Flashier fireflies are more likely to get eaten
When the flash of fireflies breaks the darkness on summer evenings, you’re seeing male fireflies broadcasting their light for females waiting in the grass. If a female is interested, she will flash in response. Studies have shown that the females prefer males with longer flashes and faster rhythms; however, if that is the case, why haven’t males steadily evolved longer and faster flashes?
Researchers at Tufts University in Boston, led by Sara M. Lewis and William A. Woods Jr., recently studied the Photinus fireflies to find out whether there are any hidden costs for flashier males.
Image courtesy of Sara M. Lewis, Tufts University.
Using open-flow respirometry, which measures how much carbon dioxide a firefly produces, the researchers found that, while flashing, the male firefly consumes only nominally more energy than while resting. Because energy expenditure isn’t the hidden cost, they then tested the potential predation costs of the flash signals. Photinus fireflies produce noxious chemicals that deter most predators but that attract larger predatory fireflies called Photuris.

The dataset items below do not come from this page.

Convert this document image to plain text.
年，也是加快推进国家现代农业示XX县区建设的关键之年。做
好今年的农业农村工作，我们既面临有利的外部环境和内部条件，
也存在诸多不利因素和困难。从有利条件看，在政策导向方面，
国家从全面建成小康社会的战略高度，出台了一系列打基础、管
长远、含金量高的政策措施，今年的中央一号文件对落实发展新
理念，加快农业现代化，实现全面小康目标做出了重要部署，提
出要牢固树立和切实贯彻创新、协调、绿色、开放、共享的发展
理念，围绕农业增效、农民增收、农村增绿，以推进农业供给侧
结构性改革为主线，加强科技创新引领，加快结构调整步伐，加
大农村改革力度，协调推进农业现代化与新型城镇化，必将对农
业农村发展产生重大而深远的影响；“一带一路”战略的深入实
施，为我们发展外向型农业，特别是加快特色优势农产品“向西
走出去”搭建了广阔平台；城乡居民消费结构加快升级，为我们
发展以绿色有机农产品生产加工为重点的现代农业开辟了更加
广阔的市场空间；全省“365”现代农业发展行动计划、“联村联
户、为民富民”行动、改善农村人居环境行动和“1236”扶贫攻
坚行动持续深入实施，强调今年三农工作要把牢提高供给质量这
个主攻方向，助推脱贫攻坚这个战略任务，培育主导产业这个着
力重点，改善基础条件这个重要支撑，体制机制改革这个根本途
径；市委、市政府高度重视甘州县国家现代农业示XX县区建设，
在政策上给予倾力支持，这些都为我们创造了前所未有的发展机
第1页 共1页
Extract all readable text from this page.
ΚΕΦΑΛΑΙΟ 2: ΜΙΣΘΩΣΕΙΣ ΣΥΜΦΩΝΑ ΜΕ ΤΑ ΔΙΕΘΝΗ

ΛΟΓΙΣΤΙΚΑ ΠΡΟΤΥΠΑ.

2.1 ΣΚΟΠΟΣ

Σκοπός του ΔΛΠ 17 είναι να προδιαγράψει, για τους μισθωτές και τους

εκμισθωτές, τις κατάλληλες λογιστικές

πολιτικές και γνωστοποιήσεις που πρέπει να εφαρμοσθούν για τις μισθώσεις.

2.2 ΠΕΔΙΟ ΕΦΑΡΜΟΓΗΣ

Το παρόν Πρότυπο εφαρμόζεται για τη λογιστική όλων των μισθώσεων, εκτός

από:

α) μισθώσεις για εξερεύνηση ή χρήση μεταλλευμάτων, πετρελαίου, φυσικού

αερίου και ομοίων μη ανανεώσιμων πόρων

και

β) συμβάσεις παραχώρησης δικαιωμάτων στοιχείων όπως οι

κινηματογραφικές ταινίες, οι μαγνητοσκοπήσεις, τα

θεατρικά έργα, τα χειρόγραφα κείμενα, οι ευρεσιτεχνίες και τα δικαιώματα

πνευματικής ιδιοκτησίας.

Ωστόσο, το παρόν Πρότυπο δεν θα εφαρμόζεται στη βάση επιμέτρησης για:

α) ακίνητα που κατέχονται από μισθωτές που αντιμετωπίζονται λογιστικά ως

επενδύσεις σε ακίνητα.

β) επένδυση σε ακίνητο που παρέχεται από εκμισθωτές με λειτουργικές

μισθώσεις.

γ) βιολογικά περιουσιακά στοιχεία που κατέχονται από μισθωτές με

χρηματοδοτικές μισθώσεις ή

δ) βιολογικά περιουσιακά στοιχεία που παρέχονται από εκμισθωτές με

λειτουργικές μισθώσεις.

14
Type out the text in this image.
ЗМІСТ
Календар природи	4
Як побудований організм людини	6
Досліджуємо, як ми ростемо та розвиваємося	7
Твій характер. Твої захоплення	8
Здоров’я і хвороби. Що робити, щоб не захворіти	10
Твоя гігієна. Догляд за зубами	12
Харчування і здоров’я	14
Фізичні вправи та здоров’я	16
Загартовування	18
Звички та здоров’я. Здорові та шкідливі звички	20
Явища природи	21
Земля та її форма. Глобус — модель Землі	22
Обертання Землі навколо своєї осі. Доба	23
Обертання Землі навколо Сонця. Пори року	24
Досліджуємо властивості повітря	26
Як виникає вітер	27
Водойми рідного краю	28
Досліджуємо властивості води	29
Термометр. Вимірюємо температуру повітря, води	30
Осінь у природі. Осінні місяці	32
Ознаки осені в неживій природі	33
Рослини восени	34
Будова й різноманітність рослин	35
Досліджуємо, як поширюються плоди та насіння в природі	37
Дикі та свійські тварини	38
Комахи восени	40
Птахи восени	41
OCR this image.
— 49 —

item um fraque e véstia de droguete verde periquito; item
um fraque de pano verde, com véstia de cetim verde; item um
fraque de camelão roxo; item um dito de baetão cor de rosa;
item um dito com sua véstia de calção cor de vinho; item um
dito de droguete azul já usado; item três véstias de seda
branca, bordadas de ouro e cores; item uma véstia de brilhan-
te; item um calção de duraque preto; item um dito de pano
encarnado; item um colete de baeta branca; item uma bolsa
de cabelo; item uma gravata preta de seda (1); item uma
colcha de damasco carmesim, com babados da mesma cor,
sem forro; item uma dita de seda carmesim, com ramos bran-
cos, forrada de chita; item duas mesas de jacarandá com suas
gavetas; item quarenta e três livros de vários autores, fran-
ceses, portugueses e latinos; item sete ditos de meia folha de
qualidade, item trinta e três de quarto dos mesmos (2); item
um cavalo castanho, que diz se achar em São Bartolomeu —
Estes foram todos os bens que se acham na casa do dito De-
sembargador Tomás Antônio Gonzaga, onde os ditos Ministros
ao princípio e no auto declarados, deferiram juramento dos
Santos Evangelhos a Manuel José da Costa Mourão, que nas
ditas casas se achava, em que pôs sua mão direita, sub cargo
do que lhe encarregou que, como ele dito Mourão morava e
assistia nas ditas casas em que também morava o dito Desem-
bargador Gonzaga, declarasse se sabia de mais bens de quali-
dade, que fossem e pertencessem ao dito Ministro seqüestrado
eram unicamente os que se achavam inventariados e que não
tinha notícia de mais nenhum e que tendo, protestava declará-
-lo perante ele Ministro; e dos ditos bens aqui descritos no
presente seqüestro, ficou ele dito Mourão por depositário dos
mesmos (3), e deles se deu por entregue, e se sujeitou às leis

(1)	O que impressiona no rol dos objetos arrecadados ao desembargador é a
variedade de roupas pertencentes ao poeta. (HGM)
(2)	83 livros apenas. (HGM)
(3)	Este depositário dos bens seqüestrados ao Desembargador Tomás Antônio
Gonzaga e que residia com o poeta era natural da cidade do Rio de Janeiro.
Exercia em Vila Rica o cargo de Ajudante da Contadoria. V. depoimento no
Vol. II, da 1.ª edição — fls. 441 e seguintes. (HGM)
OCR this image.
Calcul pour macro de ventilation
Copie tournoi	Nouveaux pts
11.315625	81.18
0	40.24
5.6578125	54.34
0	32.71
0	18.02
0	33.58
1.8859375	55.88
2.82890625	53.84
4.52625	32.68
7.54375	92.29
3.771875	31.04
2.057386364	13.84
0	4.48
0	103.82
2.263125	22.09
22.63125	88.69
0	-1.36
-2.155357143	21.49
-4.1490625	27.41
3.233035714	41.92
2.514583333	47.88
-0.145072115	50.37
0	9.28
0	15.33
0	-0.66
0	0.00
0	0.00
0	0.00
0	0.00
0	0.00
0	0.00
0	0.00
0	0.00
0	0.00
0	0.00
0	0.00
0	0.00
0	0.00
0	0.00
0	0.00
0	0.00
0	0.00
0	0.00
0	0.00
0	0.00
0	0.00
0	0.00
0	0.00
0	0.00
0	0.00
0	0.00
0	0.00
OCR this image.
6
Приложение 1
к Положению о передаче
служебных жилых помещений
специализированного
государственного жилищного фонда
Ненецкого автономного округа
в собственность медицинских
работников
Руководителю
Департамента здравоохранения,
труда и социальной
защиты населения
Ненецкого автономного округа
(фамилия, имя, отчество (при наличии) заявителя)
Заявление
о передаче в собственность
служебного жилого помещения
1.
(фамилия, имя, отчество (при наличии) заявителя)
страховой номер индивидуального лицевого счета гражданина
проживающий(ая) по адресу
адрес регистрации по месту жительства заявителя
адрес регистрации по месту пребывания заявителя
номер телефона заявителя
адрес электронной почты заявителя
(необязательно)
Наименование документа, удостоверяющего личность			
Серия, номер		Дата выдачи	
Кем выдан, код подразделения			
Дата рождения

The researchers found that the predatory fireflies were attracted more often to fake firefly flashes than to nonflashing identical controls and were significantly more attracted to faster flashes. Thus, Photinus fireflies that are too flashy are more likely to be eaten by the predatory fireflies. The work will be published in the November issue of The American Naturalist.
These findings show that an evolutionary balancing act occurs between attracting a mate and avoiding getting eaten, and Lewis says it is possible that these opposing forces could cause a shift that generates entirely new firefly species with distinctive flash codes.